The current model of paying per AI token is a temporary phase. Drawing a parallel to computing history, any resource constraint that requires payment eventually moves to the user's local device and becomes free. On-device AI processing will follow this pattern, ultimately eliminating token costs.
The initial strategy for the Surface was to force a "platform discontinuity" by moving to ARM chips and a mobile form factor, leaving behind legacy issues. The Intel x86 version was merely an "objection handler" for compatibility concerns. Microsoft later abandoned this forward-looking vision for a backward-compatible model.
Former Windows President Steven Sinofsky argues consumers unknowingly want PCs without legacy baggage like editable registries and system vulnerabilities. Microsoft's focus on running old apps on new ARM chips preserves problems that Apple solved, hindering the PC's evolution into a modern, sealed device.

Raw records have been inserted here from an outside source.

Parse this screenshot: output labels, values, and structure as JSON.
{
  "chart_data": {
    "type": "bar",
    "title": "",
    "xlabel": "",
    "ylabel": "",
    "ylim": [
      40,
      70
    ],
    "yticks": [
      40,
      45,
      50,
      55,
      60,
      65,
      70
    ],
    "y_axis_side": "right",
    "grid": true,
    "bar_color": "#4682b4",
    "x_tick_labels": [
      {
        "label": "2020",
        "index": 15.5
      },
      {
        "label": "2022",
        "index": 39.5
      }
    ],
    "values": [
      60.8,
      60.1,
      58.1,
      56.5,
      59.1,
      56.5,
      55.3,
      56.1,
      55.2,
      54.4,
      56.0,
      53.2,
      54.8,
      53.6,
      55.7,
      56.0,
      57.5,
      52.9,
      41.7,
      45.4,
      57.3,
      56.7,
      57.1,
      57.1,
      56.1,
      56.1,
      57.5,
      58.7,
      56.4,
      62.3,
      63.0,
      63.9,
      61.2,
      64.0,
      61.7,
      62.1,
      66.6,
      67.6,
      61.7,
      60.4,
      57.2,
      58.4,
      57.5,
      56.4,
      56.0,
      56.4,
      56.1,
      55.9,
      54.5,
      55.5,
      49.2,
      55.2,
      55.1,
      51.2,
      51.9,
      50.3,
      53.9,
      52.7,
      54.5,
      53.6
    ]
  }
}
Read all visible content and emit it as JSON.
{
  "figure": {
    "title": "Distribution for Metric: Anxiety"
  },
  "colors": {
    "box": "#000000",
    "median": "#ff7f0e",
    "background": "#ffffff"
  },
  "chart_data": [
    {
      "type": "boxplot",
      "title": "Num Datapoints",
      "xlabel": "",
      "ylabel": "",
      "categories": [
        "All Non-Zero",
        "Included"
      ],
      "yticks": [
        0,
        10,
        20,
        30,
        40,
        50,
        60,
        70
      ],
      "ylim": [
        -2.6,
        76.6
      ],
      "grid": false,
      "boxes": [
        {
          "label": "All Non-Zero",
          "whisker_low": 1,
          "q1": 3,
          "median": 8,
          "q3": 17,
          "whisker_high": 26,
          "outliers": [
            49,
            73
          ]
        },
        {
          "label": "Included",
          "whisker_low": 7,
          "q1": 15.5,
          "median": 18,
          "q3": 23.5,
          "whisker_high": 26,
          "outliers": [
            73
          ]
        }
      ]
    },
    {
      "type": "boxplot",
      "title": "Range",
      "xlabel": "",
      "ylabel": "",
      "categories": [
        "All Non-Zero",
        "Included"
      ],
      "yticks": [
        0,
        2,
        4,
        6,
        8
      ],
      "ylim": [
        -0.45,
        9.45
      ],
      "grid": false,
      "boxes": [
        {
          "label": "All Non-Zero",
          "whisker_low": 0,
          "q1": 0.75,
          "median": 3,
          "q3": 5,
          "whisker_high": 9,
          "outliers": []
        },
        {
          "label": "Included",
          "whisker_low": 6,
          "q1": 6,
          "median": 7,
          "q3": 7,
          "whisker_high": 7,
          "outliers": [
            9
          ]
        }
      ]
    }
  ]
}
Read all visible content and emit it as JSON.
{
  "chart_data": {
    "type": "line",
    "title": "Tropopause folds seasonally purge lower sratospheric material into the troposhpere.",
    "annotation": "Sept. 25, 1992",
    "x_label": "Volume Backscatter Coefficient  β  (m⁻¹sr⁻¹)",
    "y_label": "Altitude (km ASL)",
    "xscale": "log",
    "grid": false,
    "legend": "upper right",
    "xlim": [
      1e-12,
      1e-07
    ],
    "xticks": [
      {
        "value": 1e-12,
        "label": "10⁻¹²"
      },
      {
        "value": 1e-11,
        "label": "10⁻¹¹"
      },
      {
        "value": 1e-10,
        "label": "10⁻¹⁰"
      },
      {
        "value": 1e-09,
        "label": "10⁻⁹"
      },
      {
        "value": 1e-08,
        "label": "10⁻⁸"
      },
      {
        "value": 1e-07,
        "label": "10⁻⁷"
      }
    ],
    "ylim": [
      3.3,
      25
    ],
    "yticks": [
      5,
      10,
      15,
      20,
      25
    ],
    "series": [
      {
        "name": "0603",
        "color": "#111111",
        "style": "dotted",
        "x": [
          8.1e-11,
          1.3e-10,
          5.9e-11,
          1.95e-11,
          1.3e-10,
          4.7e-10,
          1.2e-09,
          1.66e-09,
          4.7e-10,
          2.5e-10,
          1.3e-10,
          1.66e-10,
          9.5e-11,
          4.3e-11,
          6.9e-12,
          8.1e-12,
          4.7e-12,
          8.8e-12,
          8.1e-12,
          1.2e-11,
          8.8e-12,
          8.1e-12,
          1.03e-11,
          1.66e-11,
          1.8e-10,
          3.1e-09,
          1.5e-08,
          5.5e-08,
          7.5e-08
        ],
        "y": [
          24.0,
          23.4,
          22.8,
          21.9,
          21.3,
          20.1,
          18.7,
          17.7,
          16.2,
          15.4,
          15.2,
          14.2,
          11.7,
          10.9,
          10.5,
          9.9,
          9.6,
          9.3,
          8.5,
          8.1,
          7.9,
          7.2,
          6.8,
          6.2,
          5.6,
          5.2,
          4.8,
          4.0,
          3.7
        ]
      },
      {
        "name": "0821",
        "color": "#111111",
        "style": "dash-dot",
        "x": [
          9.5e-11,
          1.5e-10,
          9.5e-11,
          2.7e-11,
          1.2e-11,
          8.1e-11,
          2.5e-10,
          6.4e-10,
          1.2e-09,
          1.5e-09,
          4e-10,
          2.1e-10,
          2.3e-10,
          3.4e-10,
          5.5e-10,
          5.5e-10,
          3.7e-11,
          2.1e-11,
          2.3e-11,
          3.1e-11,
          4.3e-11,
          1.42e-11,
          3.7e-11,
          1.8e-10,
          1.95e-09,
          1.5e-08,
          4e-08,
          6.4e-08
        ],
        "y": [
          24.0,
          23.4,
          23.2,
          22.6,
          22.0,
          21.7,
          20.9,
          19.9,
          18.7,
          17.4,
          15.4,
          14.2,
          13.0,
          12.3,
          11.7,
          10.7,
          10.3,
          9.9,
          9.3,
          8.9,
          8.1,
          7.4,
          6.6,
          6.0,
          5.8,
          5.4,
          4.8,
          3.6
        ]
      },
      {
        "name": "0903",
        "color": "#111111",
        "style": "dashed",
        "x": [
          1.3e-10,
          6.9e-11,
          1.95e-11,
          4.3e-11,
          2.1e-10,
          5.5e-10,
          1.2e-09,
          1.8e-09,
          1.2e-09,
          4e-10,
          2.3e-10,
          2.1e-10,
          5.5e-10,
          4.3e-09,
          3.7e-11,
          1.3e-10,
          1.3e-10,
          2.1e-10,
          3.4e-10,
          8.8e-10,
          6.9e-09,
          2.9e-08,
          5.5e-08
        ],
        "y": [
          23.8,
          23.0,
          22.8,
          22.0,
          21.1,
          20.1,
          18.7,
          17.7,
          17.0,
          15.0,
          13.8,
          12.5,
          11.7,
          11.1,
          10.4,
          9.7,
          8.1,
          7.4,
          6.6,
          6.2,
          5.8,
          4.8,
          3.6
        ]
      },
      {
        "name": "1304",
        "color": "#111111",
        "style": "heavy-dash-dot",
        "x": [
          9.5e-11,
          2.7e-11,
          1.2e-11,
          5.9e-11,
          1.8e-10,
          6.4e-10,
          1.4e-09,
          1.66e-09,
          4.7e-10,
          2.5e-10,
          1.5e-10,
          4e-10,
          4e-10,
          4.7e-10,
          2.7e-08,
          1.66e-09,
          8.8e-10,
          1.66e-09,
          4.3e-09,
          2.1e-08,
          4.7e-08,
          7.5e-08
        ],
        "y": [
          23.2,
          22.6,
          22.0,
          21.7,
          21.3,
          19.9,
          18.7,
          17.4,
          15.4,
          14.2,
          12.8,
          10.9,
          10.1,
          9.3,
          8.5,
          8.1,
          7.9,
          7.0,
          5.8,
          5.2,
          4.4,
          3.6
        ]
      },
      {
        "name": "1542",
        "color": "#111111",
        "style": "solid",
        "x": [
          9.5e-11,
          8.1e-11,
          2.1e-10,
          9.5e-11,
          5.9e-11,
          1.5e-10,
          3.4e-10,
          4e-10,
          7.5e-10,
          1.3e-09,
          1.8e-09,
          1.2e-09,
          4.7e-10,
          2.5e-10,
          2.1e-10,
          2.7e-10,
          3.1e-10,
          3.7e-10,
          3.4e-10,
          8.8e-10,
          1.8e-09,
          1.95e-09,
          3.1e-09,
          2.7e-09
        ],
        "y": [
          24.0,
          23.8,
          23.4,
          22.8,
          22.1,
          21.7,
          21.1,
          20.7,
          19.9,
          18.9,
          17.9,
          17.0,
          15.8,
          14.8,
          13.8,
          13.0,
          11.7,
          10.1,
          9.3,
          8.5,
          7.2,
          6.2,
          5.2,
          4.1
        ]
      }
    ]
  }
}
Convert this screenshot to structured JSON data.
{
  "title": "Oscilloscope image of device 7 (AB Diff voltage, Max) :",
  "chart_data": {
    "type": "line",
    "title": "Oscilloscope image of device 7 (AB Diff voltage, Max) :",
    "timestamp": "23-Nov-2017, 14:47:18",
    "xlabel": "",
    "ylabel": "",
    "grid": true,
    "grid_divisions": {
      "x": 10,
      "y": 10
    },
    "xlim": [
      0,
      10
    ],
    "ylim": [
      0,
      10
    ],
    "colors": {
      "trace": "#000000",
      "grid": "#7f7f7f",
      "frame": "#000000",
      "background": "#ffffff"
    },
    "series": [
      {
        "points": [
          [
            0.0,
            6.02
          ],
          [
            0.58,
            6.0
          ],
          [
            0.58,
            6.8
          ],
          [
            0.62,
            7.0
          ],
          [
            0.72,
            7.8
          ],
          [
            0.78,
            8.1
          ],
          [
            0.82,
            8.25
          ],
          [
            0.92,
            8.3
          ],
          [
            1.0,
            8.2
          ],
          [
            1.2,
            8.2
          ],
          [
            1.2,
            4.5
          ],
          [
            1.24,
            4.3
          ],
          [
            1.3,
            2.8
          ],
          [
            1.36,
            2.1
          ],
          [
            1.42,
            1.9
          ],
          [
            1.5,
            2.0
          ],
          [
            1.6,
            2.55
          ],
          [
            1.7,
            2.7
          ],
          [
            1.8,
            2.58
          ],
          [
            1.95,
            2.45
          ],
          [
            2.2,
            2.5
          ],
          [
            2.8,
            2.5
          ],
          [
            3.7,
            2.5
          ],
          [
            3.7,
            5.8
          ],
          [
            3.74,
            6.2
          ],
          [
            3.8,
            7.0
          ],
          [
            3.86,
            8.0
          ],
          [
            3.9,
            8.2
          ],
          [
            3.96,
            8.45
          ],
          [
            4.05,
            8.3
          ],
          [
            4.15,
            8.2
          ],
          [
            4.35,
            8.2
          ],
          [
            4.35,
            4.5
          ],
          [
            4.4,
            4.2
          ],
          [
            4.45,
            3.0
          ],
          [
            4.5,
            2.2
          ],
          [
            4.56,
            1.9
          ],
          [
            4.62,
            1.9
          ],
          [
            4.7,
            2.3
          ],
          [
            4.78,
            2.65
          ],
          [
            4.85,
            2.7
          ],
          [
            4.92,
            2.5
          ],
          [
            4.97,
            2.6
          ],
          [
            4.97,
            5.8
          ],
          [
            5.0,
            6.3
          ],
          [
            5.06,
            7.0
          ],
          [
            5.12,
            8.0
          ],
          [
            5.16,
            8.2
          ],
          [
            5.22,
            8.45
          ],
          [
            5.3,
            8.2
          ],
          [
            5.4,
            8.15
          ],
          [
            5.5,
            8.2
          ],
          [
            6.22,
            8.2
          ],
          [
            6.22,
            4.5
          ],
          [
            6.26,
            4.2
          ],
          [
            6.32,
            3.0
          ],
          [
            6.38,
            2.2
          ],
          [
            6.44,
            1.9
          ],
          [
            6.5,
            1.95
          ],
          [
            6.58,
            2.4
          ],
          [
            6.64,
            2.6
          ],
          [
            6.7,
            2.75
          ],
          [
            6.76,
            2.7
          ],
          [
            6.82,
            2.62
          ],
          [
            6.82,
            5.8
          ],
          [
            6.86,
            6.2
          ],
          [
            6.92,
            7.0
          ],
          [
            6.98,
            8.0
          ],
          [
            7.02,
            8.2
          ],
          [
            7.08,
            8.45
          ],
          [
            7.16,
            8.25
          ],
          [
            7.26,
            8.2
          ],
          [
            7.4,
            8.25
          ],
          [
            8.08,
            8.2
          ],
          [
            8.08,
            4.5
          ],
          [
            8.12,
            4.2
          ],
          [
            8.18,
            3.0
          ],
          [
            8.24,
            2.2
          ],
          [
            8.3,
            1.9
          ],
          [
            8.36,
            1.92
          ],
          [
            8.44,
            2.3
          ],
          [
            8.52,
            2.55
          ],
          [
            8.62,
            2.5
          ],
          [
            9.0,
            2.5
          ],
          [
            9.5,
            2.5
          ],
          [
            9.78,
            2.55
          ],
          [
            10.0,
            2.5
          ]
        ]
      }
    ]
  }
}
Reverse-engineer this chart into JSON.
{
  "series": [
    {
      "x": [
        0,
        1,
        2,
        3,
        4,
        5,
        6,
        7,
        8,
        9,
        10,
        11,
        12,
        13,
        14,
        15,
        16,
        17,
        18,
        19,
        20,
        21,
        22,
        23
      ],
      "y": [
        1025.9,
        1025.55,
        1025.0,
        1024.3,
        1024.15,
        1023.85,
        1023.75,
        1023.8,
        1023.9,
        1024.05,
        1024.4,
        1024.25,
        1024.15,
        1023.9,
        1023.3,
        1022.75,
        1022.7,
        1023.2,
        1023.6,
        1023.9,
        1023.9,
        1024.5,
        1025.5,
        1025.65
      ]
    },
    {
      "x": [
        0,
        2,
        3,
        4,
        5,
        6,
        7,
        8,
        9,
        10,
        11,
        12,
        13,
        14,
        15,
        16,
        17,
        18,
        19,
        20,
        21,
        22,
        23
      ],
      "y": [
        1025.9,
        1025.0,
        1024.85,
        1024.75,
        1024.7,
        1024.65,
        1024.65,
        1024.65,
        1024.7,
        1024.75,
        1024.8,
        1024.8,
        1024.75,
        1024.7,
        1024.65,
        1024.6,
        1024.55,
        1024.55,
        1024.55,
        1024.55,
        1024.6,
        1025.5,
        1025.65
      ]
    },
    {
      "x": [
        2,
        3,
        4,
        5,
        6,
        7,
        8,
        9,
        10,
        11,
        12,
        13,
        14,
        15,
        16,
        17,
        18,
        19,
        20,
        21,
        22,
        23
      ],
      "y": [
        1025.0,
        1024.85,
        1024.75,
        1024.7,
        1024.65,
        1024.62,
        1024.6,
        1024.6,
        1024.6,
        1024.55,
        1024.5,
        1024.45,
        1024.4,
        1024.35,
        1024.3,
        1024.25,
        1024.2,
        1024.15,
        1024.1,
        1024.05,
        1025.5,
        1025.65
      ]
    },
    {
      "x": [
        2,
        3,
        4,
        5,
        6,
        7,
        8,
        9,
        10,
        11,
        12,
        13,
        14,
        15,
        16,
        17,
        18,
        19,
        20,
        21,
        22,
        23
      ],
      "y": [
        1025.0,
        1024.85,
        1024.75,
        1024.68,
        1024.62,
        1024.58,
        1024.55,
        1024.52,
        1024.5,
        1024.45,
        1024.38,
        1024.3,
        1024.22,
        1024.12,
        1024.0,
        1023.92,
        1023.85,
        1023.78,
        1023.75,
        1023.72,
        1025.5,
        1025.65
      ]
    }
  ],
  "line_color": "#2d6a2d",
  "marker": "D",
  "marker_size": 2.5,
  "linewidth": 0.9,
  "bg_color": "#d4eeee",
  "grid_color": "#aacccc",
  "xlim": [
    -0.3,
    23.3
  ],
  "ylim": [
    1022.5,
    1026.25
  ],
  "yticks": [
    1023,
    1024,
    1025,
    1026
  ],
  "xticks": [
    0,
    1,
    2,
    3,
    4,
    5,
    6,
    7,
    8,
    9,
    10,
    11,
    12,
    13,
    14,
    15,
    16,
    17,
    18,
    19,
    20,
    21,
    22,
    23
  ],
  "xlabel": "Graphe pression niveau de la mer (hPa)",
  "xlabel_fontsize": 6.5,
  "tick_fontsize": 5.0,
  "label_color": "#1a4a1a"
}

Steven Sinofsky, having lived through a half-dozen component shortages, advises against making long-term strategic decisions based on temporary supply constraints. These "local max or min" situations inevitably correct themselves, and concerns over memory for AI devices will be resolved by both supply and software optimization.
For decades, NVIDIA was an "add-on" to the PC ecosystem, requiring separate drivers and coexisting with official OS graphics APIs like Microsoft's DirectX. Its new position at the core of AI PCs with its CUDA stack represents a fundamental shift, challenging the traditional OS-centric control held by Microsoft and Apple.